10th Premier of North Korea
- In office 11 April 2007 – 7 June 2010
- Chairman: Kim Jong Il
- Preceded by: Pak Pong-ju
- Succeeded by: Choe Yong-rim

Personal details
- Born: 2 May 1944 (age 81) Kankyōnan Province, Korea, Empire of Japan
- Political party: Workers' Party of Korea
- Alma mater: Rajin University of Marine Transport

Korean name
- Hangul: 김영일
- Hanja: 金英日
- RR: Gim Yeongil
- MR: Kim Yŏngil

= Kim Yong-il =

North Korean politician (born 1944)

Kim Yong-il (born 2 May 1944) is a North Korean politician who served as the Premier of North Korea from April 2007 to 7 June 2010. He was elected as Premier by the 5th session of the 11th Supreme People's Assembly (SPA) in April 2007, replacing Pak Pong-ju. He was then replaced by Choe Yong-rim after a rare parliamentary session on 7 June 2010.

He served in the Korean People's Army from 1960 to 1969, and then graduated from the Rajin University of Marine Transport as a navigation officer.
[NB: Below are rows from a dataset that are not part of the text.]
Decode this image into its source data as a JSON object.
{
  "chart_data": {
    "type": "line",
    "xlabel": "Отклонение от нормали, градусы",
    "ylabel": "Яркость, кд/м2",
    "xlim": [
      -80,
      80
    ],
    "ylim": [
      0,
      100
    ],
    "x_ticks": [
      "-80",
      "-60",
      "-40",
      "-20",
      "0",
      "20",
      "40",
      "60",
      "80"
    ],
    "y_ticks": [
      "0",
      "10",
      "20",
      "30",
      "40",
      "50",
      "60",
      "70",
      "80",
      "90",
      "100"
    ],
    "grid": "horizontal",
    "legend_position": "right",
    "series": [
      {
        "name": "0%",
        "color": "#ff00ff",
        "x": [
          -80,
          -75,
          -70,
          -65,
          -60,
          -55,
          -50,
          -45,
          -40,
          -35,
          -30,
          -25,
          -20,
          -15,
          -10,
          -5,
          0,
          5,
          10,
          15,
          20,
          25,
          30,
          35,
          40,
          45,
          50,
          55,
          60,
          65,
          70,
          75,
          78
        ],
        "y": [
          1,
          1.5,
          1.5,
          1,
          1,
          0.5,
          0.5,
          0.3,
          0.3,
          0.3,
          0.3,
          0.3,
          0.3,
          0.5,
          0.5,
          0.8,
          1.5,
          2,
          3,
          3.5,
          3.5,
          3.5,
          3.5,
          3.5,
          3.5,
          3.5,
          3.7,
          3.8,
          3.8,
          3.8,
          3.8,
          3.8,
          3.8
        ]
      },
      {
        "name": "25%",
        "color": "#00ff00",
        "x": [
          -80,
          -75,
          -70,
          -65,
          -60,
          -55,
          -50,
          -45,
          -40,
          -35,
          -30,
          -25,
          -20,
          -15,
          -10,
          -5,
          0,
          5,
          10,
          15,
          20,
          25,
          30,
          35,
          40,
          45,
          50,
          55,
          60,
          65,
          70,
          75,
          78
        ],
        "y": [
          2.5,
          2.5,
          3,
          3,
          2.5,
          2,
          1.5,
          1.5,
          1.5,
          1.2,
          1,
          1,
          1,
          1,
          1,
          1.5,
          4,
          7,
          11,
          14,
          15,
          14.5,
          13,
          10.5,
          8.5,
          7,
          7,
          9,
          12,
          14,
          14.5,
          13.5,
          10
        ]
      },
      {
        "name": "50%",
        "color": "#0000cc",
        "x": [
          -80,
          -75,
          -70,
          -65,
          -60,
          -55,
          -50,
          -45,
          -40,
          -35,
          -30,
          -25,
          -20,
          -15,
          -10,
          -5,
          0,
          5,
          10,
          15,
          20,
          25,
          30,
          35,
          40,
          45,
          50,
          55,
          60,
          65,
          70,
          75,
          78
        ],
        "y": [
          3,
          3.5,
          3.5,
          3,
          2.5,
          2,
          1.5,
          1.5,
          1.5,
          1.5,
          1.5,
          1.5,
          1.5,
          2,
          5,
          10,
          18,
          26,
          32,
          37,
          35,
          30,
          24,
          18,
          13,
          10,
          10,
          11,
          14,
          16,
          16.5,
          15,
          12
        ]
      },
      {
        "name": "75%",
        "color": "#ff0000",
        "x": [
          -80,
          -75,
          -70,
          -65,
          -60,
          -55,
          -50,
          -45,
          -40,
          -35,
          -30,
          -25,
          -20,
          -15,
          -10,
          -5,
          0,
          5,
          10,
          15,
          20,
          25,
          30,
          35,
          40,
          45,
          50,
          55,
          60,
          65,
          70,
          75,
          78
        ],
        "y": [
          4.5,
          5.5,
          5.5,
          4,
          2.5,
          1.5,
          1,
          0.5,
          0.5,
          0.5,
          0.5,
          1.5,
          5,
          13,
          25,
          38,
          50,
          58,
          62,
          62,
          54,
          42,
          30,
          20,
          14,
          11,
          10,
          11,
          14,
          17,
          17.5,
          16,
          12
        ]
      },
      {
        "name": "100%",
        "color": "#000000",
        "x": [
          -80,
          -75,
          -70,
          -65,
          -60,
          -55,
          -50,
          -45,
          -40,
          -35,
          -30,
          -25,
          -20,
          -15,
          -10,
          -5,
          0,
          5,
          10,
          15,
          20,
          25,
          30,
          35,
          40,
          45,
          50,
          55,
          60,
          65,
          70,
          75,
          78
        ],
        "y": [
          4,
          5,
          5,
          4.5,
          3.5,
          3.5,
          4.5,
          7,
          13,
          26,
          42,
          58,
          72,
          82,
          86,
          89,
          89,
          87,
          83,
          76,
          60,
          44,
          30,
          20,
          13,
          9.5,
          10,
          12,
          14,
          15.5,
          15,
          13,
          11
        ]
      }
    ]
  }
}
He worked as an instructor and deputy director of a general bureau of the Ministry of Land and Marine Transport for 14 years.

He was the Minister of Land and Marine Transport from 1994 until his election as Premier in 2007. He oversaw the construction of new facilities at the Ryongnam Ship Repair Factory near the western port of Nampo, at the mouth of the Taedong River.

As Premier, Kim Yong-il was the head of government in the DPRK, which means he appointed ministers and vice-premiers, who were confirmed by the SPA, and he was also responsible for economic and domestic policy. Premier Kim's first major speech at the anniversary of the state's founding largely reinforced state ideology. However, on the economy, he carefully balanced demands for heavy industry with consumer goods, light industry, and agriculture: "We will firmly adhere to the socialist economic construction line of the military-first era and while developing the national defense industry first, we will vigorously ignite the flames of the agricultural revolution and the light industry revolution, thus the food problem and the issue of the people's consumer goods should be smoothly resolved".

Premier Kim Yong-il should not be confused with another Kim Yong-il (1955-2000?), the son of the late Kim Il Sung and half-brother of Kim Jong Il, who is said to have died in Germany in 2000, or Kim Yong-il who was Deputy Foreign minister.